I believe I've read fail2ban or a similar method to block failed login attempts is a mitigation. Also that the original Linux bug was only proven on 32 bit OSs.
There was some hollering on 3CX and other forums to "fix it!" as well, but realistically no one should expose SSH without a good reason, so I doubt those folks were reading the details either.
Pre-2.7.2/23.09: Only install packages for your version, or risk breaking it. Select your branch in System/Update/Update Settings.
When upgrading, allow 10-15 minutes to restart, or more depending on packages and device speed.
Upvote 👍 helpful posts! -
It was only proven on 32 bit, but I think the theory is it could still happen on 64 bit, just no one has managed to do it yet lol.

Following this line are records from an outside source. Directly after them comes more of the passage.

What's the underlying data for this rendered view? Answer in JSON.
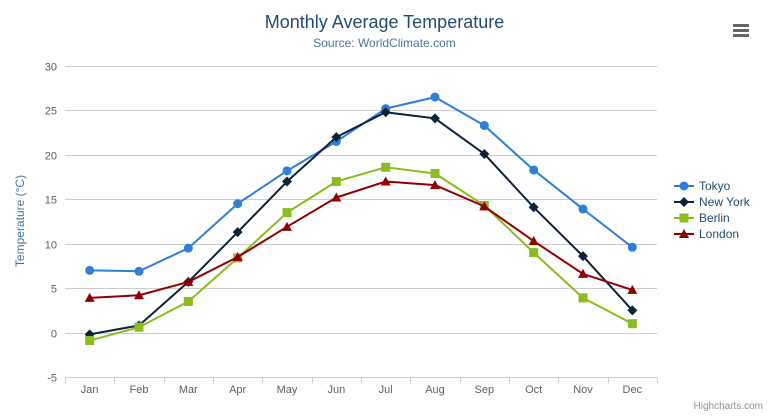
{
  "header": {
    "title": "Monthly Average Temperature",
    "subtitle": "Source: WorldClimate.com"
  },
  "icons": {
    "menu": "hamburger-menu-icon"
  },
  "credits": "Highcharts.com",
  "ui_colors": {
    "title": "#274b6d",
    "subtitle": "#4d759e",
    "axis_title": "#4d759e",
    "axis_labels": "#606060",
    "axis_line": "#c0d0e0",
    "grid": "#cccccc",
    "legend_text": "#274b6d",
    "credits": "#909090"
  },
  "chart_data": {
    "type": "line",
    "title": "Monthly Average Temperature",
    "subtitle": "Source: WorldClimate.com",
    "ylabel": "Temperature (°C)",
    "xlabel": "",
    "ylim": [
      -5,
      30
    ],
    "yticks": [
      "-5",
      "0",
      "5",
      "10",
      "15",
      "20",
      "25",
      "30"
    ],
    "grid": true,
    "legend_position": "right",
    "categories": [
      "Jan",
      "Feb",
      "Mar",
      "Apr",
      "May",
      "Jun",
      "Jul",
      "Aug",
      "Sep",
      "Oct",
      "Nov",
      "Dec"
    ],
    "series": [
      {
        "name": "Tokyo",
        "color": "#2f7ed8",
        "marker": "circle",
        "values": [
          7.0,
          6.9,
          9.5,
          14.5,
          18.2,
          21.5,
          25.2,
          26.5,
          23.3,
          18.3,
          13.9,
          9.6
        ]
      },
      {
        "name": "New York",
        "color": "#0d233a",
        "marker": "diamond",
        "values": [
          -0.2,
          0.8,
          5.7,
          11.3,
          17.0,
          22.0,
          24.8,
          24.1,
          20.1,
          14.1,
          8.6,
          2.5
        ]
      },
      {
        "name": "Berlin",
        "color": "#8bbc21",
        "marker": "square",
        "values": [
          -0.9,
          0.6,
          3.5,
          8.4,
          13.5,
          17.0,
          18.6,
          17.9,
          14.3,
          9.0,
          3.9,
          1.0
        ]
      },
      {
        "name": "London",
        "color": "#910000",
        "marker": "triangle",
        "values": [
          3.9,
          4.2,
          5.7,
          8.5,
          11.9,
          15.2,
          17.0,
          16.6,
          14.2,
          10.3,
          6.6,
          4.8
        ]
      }
    ]
  }
}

But yeah, regardless, SSH needs to not be exposed where possible.
-
@SteveITS said in Netgate Security Advisory: CVE-2024-6387:
Oh my, you know this is the Internet right?
Well, it's my fantasy world, so...
-
@planedrop A lot of users access this remotely over a VPN after just SSH in to the command line for the firewall for remote administration at times.
-
@JonathanLee Sure, and doing it over a VPN isn't a bad idea, I just personally think avoiding enabling SSH when at all possible is a good thing.
-
@planedrop yes again if your managing many boxes and doing cyber security testing with VMs it's not really an option to disable it 100 percent
-
Could System Patches possibly be preinstalled as a placeholder in the future, so that when looking for updates to apply, it'll appear in the average user's package list?
I had no idea System_Patches existed until happening upon this thread, and if it's going to be used to deliver security updates, that seems important enough to install by default?
-
It had a special "Here a new pfSense package that might interest you" introduction last February on the main announcement channel, the pfSense Blogs, and the many (loads of) references here on the forum.
As such, it was also very visible here on the dashboard, the RSS feed which show the last xx blogs posts.
It's part of the pfSense package list, and the description is (should be) pretty self explaining :
Patches are are most often "quality of live" additions that can be applied by small (pfSense GUI) script changes.
-
@LesserBloops Also of note Netgate pins patches package update messages in https://forum.netgate.com/category/16/pfsense-packages.
If it's a security update fixed for an older version also they put it in the release notes: https://docs.netgate.com/pfsense/en/latest/releases/2-7-1.html#security
I've seen your suggestion posted before so Netgate's aware of it. However because of how the package functions it won't be that obvious anyway...the admin must update the package first in order to see the new list of patches. Otherwise only the original set is listed.